An example of this legalistic mindset present at Jesus’ time is the well known parable of the Good Samaritan. Due to legal and technical reasons, the priests did not stop to help the injured man lying on the side of the road. If they helped the bleeding man, they would have become ritually impure and unable to participate in the upcoming religious rites. This prevented them from responding with the heart: to help the bleeding man. Legal technicality triumphed over the heart in the parable, until of course, the Samaritan come and acted according to his heart.
Today’s Gospel passage deepens our understanding of the commandments of God. The commandments aren’t just external rules and regulations. We need to internalize them, make them our own. It’s about developing an attitude towards God that comes from the heart. It is not enough to follow the commandment “you shall not kill” but we need to internalize what that rule means: we shouldn’t even get angry with others. It is not good enough just to not commit adultery, we shouldn’t even lust after another person. It is not good enough not to make a false oath, we shouldn’t even swear.
Jesus does not want us to hide behind external and technical commandments where one may be following what is right without ever making the message his own. These commandments may be good in themselves, but there is a need to deepen our understanding of them.
For example, one may refrain from eating meat every Friday of Lent as the law says without ever grasping the reason why. It remains a rule to follow and never becomes a matter of the heart. The reason we give up meat is to unite ourselves to the sacrifice of Christ by offering a small sacrifice ourselves. Realizing this takes a commandment into the heart.

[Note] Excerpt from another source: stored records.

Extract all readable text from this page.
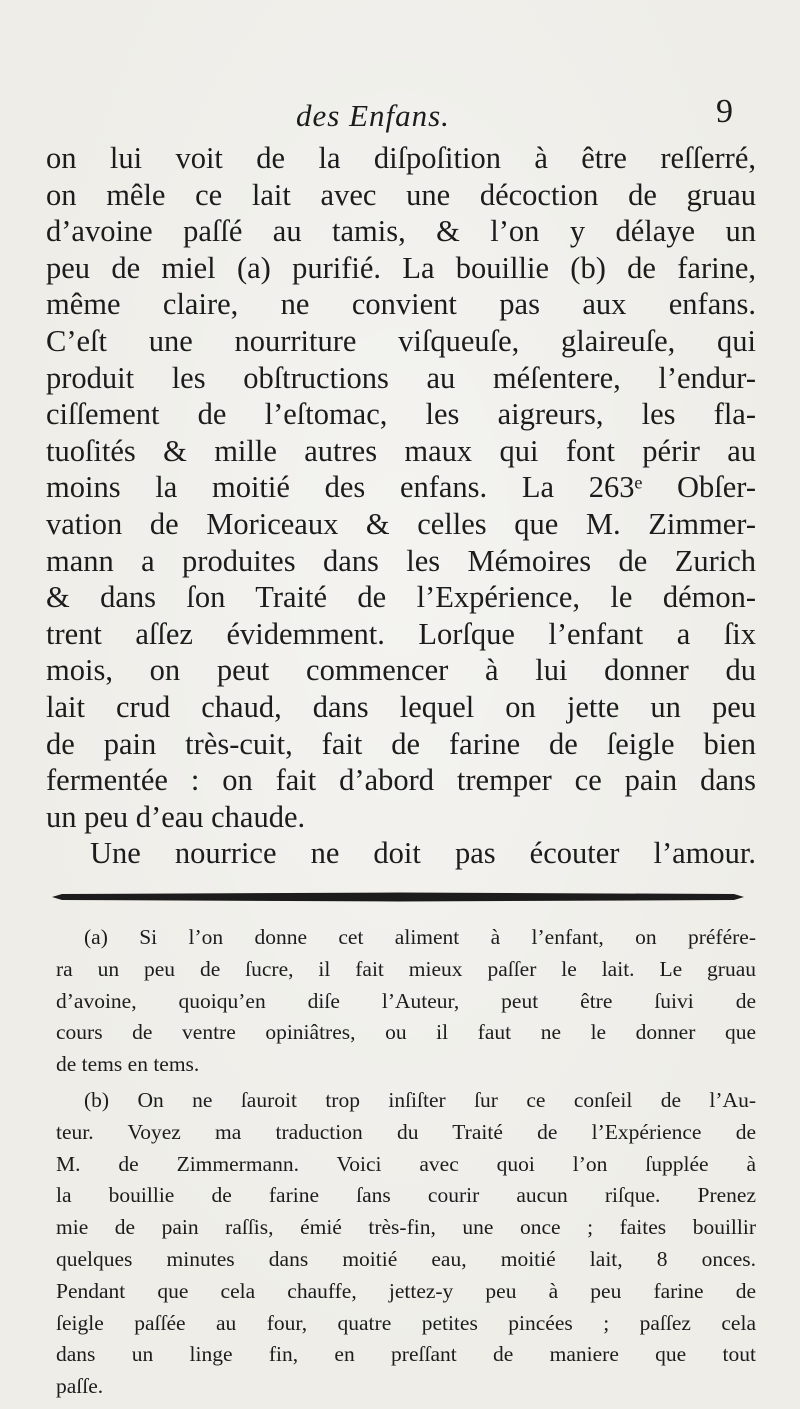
des Enfans.	9
on lui voit de la diſpoſition à être reſſerré,
on mêle ce lait avec une décoction de gruau
d’avoine paſſé au tamis, & l’on y délaye un
peu de miel (a) purifié. La bouillie (b) de farine,
même claire, ne convient pas aux enfans.
C’eſt une nourriture viſqueuſe, glaireuſe, qui
produit les obſtructions au méſentere, l’endur-
ciſſement de l’eſtomac, les aigreurs, les fla-
tuoſités & mille autres maux qui font périr au
moins la moitié des enfans. La 263ᵉ Obſer-
vation de Moriceaux & celles que M. Zimmer-
mann a produites dans les Mémoires de Zurich
& dans ſon Traité de l’Expérience, le démon-
trent aſſez évidemment. Lorſque l’enfant a ſix
mois, on peut commencer à lui donner du
lait crud chaud, dans lequel on jette un peu
de pain très-cuit, fait de farine de ſeigle bien
fermentée : on fait d’abord tremper ce pain dans
un peu d’eau chaude.
Une nourrice ne doit pas écouter l’amour.
(a) Si l’on donne cet aliment à l’enfant, on préfére-
ra un peu de ſucre, il fait mieux paſſer le lait. Le gruau
d’avoine, quoiqu’en diſe l’Auteur, peut être ſuivi de
cours de ventre opiniâtres, ou il faut ne le donner que
de tems en tems.
(b) On ne ſauroit trop inſiſter ſur ce conſeil de l’Au-
teur. Voyez ma traduction du Traité de l’Expérience de
M. de Zimmermann. Voici avec quoi l’on ſupplée à
la bouillie de farine ſans courir aucun riſque. Prenez
mie de pain raſſis, émié très-fin, une once ; faites bouillir
quelques minutes dans moitié eau, moitié lait, 8 onces.
Pendant que cela chauffe, jettez-y peu à peu farine de
ſeigle paſſée au four, quatre petites pincées ; paſſez cela
dans un linge fin, en preſſant de maniere que tout
paſſe.
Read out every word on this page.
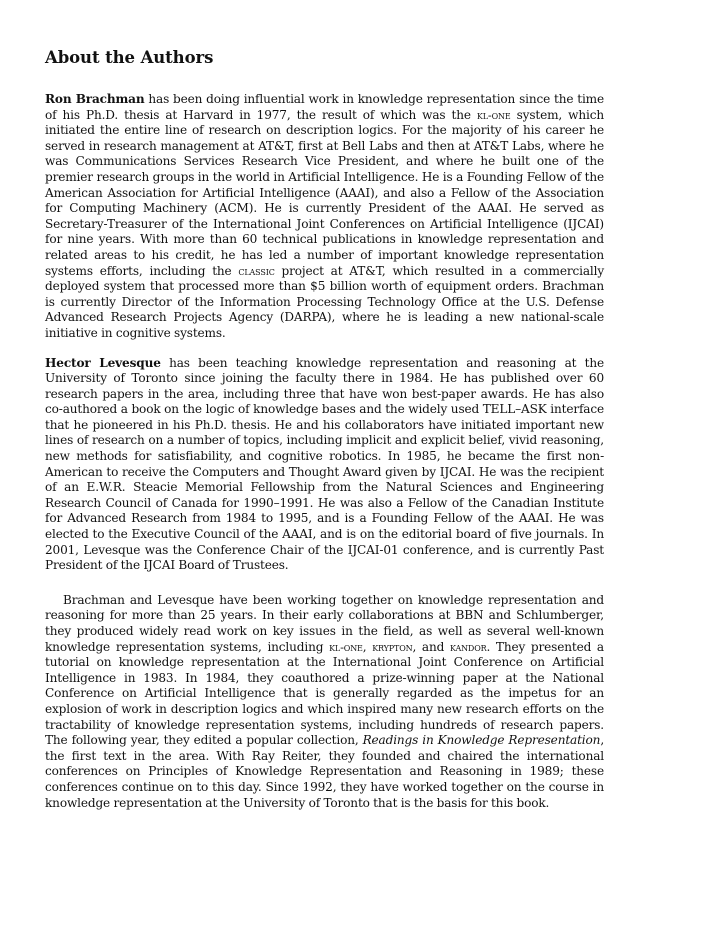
About the Authors

Ron Brachman has been doing influential work in knowledge representation since the time of his Ph.D. thesis at Harvard in 1977, the result of which was the kl-one system, which initiated the entire line of research on description logics. For the majority of his career he served in research management at AT&T, first at Bell Labs and then at AT&T Labs, where he was Communications Services Research Vice President, and where he built one of the premier research groups in the world in Artificial Intelligence. He is a Founding Fellow of the American Association for Artificial Intelligence (AAAI), and also a Fellow of the Association for Computing Machinery (ACM). He is currently President of the AAAI. He served as Secretary-Treasurer of the International Joint Conferences on Artificial Intelligence (IJCAI) for nine years. With more than 60 technical publications in knowledge representation and related areas to his credit, he has led a number of important knowledge representation systems efforts, including the classic project at AT&T, which resulted in a commercially deployed system that processed more than $5 billion worth of equipment orders. Brachman is currently Director of the Information Processing Technology Office at the U.S. Defense Advanced Research Projects Agency (DARPA), where he is leading a new national-scale initiative in cognitive systems.

Hector Levesque has been teaching knowledge representation and reasoning at the University of Toronto since joining the faculty there in 1984. He has published over 60 research papers in the area, including three that have won best-paper awards. He has also co-authored a book on the logic of knowledge bases and the widely used TELL–ASK interface that he pioneered in his Ph.D. thesis. He and his collaborators have initiated important new lines of research on a number of topics, including implicit and explicit belief, vivid reasoning, new methods for satisfiability, and cognitive robotics. In 1985, he became the first non-American to receive the Computers and Thought Award given by IJCAI. He was the recipient of an E.W.R. Steacie Memorial Fellowship from the Natural Sciences and Engineering Research Council of Canada for 1990–1991. He was also a Fellow of the Canadian Institute for Advanced Research from 1984 to 1995, and is a Founding Fellow of the AAAI. He was elected to the Executive Council of the AAAI, and is on the editorial board of five journals. In 2001, Levesque was the Conference Chair of the IJCAI-01 conference, and is currently Past President of the IJCAI Board of Trustees.

Brachman and Levesque have been working together on knowledge representation and reasoning for more than 25 years. In their early collaborations at BBN and Schlumberger, they produced widely read work on key issues in the field, as well as several well-known knowledge representation systems, including kl-one, krypton, and kandor. They presented a tutorial on knowledge representation at the International Joint Conference on Artificial Intelligence in 1983. In 1984, they coauthored a prize-winning paper at the National Conference on Artificial Intelligence that is generally regarded as the impetus for an explosion of work in description logics and which inspired many new research efforts on the tractability of knowledge representation systems, including hundreds of research papers. The following year, they edited a popular collection, Readings in Knowledge Representation, the first text in the area. With Ray Reiter, they founded and chaired the international conferences on Principles of Knowledge Representation and Reasoning in 1989; these conferences continue on to this day. Since 1992, they have worked together on the course in knowledge representation at the University of Toronto that is the basis for this book.
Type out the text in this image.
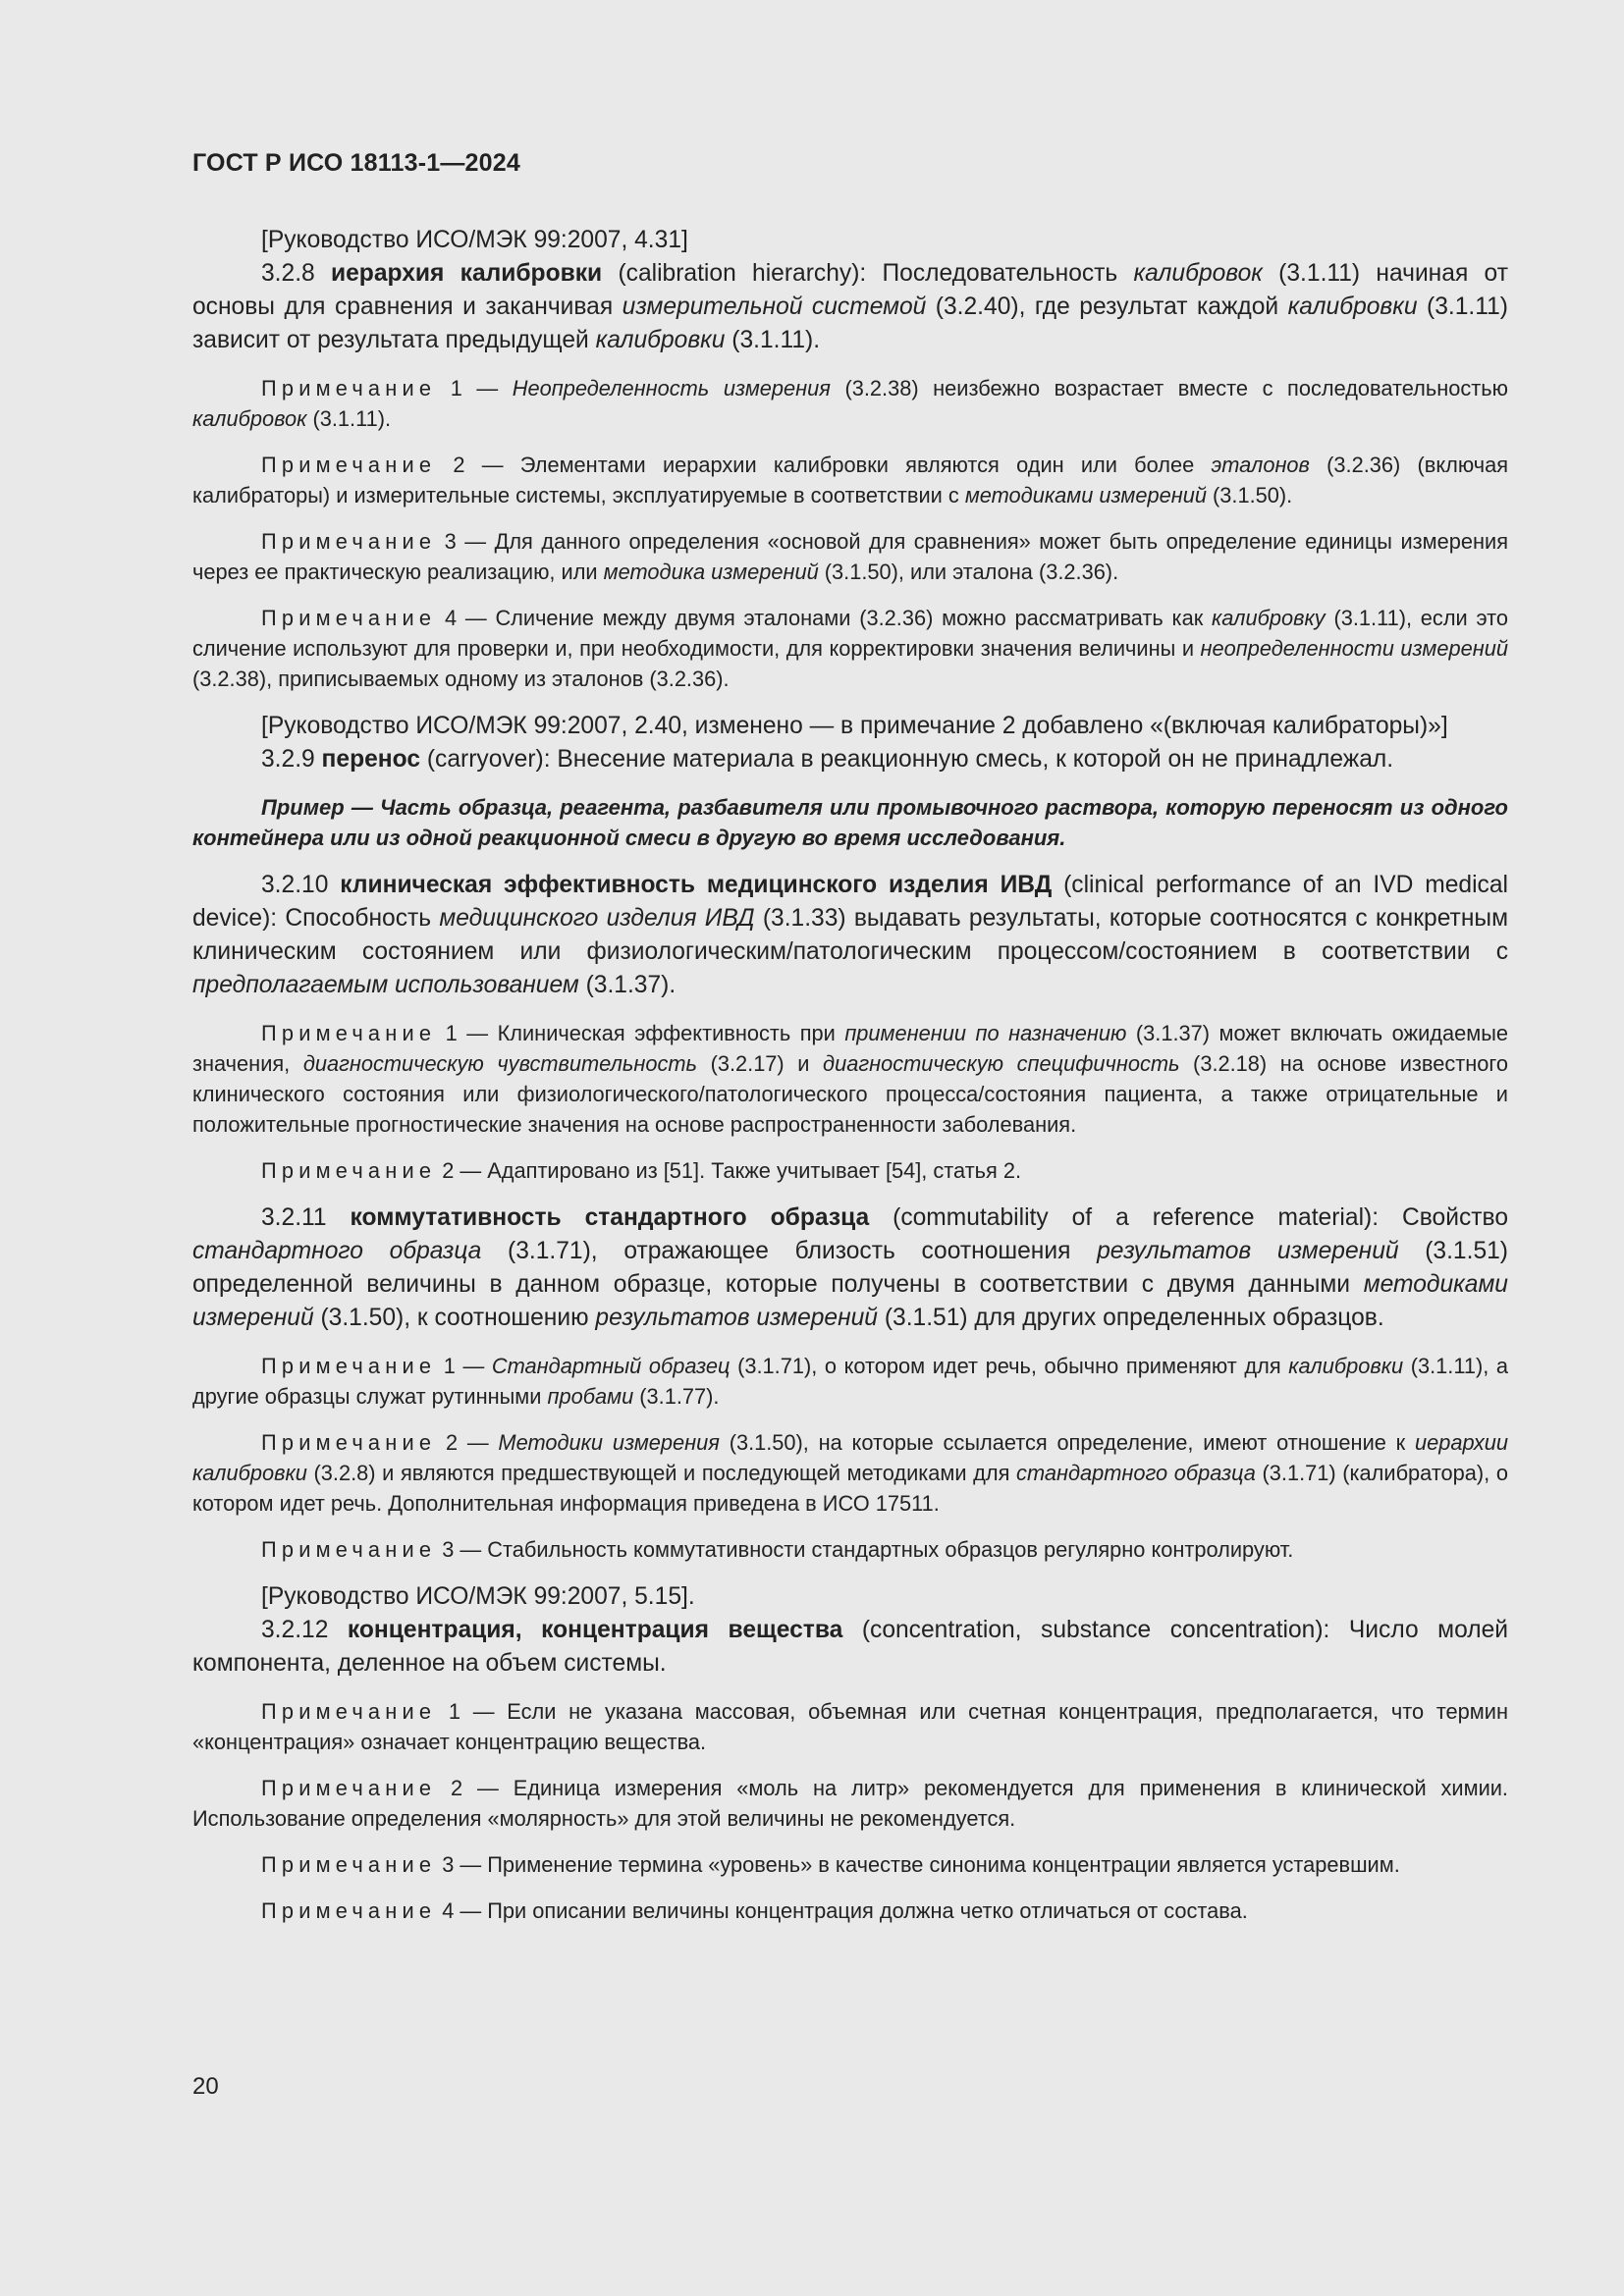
ГОСТ Р ИСО 18113-1—2024

[Руководство ИСО/МЭК 99:2007, 4.31]

3.2.8 иерархия калибровки (calibration hierarchy): Последовательность калибровок (3.1.11) начиная от основы для сравнения и заканчивая измерительной системой (3.2.40), где результат каждой калибровки (3.1.11) зависит от результата предыдущей калибровки (3.1.11).

Примечание 1 — Неопределенность измерения (3.2.38) неизбежно возрастает вместе с последовательностью калибровок (3.1.11).

Примечание 2 — Элементами иерархии калибровки являются один или более эталонов (3.2.36) (включая калибраторы) и измерительные системы, эксплуатируемые в соответствии с методиками измерений (3.1.50).

Примечание 3 — Для данного определения «основой для сравнения» может быть определение единицы измерения через ее практическую реализацию, или методика измерений (3.1.50), или эталона (3.2.36).

Примечание 4 — Сличение между двумя эталонами (3.2.36) можно рассматривать как калибровку (3.1.11), если это сличение используют для проверки и, при необходимости, для корректировки значения величины и неопределенности измерений (3.2.38), приписываемых одному из эталонов (3.2.36).

[Руководство ИСО/МЭК 99:2007, 2.40, изменено — в примечание 2 добавлено «(включая калибраторы)»]

3.2.9 перенос (carryover): Внесение материала в реакционную смесь, к которой он не принадлежал.

Пример — Часть образца, реагента, разбавителя или промывочного раствора, которую переносят из одного контейнера или из одной реакционной смеси в другую во время исследования.

3.2.10 клиническая эффективность медицинского изделия ИВД (clinical performance of an IVD medical device): Способность медицинского изделия ИВД (3.1.33) выдавать результаты, которые соотносятся с конкретным клиническим состоянием или физиологическим/патологическим процессом/состоянием в соответствии с предполагаемым использованием (3.1.37).

Примечание 1 — Клиническая эффективность при применении по назначению (3.1.37) может включать ожидаемые значения, диагностическую чувствительность (3.2.17) и диагностическую специфичность (3.2.18) на основе известного клинического состояния или физиологического/патологического процесса/состояния пациента, а также отрицательные и положительные прогностические значения на основе распространенности заболевания.

Примечание 2 — Адаптировано из [51]. Также учитывает [54], статья 2.

3.2.11 коммутативность стандартного образца (commutability of a reference material): Свойство стандартного образца (3.1.71), отражающее близость соотношения результатов измерений (3.1.51) определенной величины в данном образце, которые получены в соответствии с двумя данными методиками измерений (3.1.50), к соотношению результатов измерений (3.1.51) для других определенных образцов.

Примечание 1 — Стандартный образец (3.1.71), о котором идет речь, обычно применяют для калибровки (3.1.11), а другие образцы служат рутинными пробами (3.1.77).

Примечание 2 — Методики измерения (3.1.50), на которые ссылается определение, имеют отношение к иерархии калибровки (3.2.8) и являются предшествующей и последующей методиками для стандартного образца (3.1.71) (калибратора), о котором идет речь. Дополнительная информация приведена в ИСО 17511.

Примечание 3 — Стабильность коммутативности стандартных образцов регулярно контролируют.

[Руководство ИСО/МЭК 99:2007, 5.15].

3.2.12 концентрация, концентрация вещества (concentration, substance concentration): Число молей компонента, деленное на объем системы.

Примечание 1 — Если не указана массовая, объемная или счетная концентрация, предполагается, что термин «концентрация» означает концентрацию вещества.

Примечание 2 — Единица измерения «моль на литр» рекомендуется для применения в клинической химии. Использование определения «молярность» для этой величины не рекомендуется.

Примечание 3 — Применение термина «уровень» в качестве синонима концентрации является устаревшим.

Примечание 4 — При описании величины концентрация должна четко отличаться от состава.

20
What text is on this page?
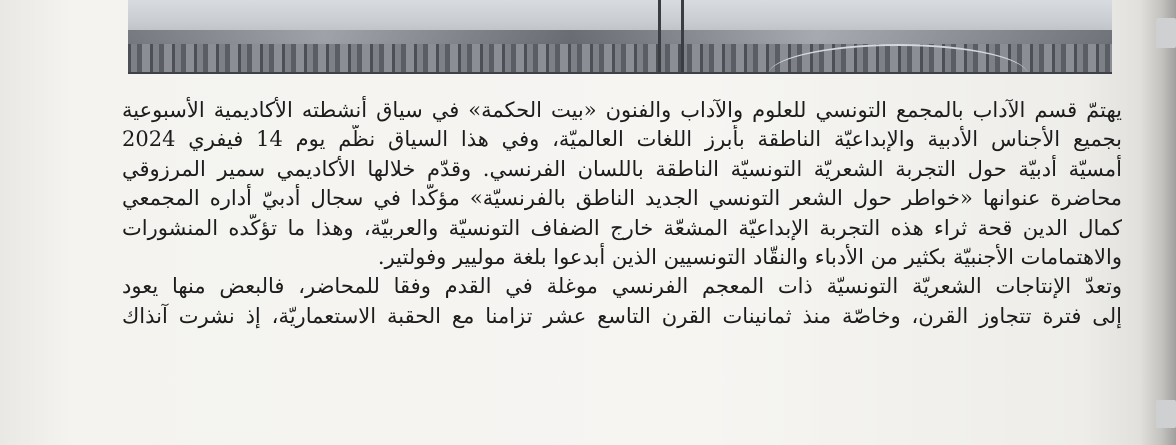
يهتمّ قسم الآداب بالمجمع التونسي للعلوم والآداب والفنون «بيت الحكمة» في سياق أنشطته الأكاديمية الأسبوعية
بجميع الأجناس الأدبية والإبداعيّة الناطقة بأبرز اللغات العالميّة، وفي هذا السياق نظّم يوم 14 فيفري 2024
أمسيّة أدبيّة حول التجربة الشعريّة التونسيّة الناطقة باللسان الفرنسي. وقدّم خلالها الأكاديمي سمير المرزوقي
محاضرة عنوانها «خواطر حول الشعر التونسي الجديد الناطق بالفرنسيّة» مؤكّدا في سجال أدبيّ أداره المجمعي
كمال الدين قحة ثراء هذه التجربة الإبداعيّة المشعّة خارج الضفاف التونسيّة والعربيّة، وهذا ما تؤكّده المنشورات
والاهتمامات الأجنبيّة بكثير من الأدباء والنقّاد التونسيين الذين أبدعوا بلغة موليير وفولتير.
وتعدّ الإنتاجات الشعريّة التونسيّة ذات المعجم الفرنسي موغلة في القدم وفقا للمحاضر، فالبعض منها يعود
إلى فترة تتجاوز القرن، وخاصّة منذ ثمانينات القرن التاسع عشر تزامنا مع الحقبة الاستعماريّة، إذ نشرت آنذاك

It’s not just “something we do,” but there is a specific reason and a precise attitude is needed. Some remain highly technical and legal: they don’t eat meat on Friday but then feast on lobster or pig out at the parish fish fry. It’s not just about following the law, it’s about keeping it in our hearts.
The message of Jesus Christ is a message of the heart. It is about the attitude of the heart towards God, towards neighbor and towards itself.
May God give us the wisdom Saint Paul speaks so eloquently about. May we have the strength to follow the law of Christ written in our hearts and the faith to trust in his presence within us, guiding us and directing us.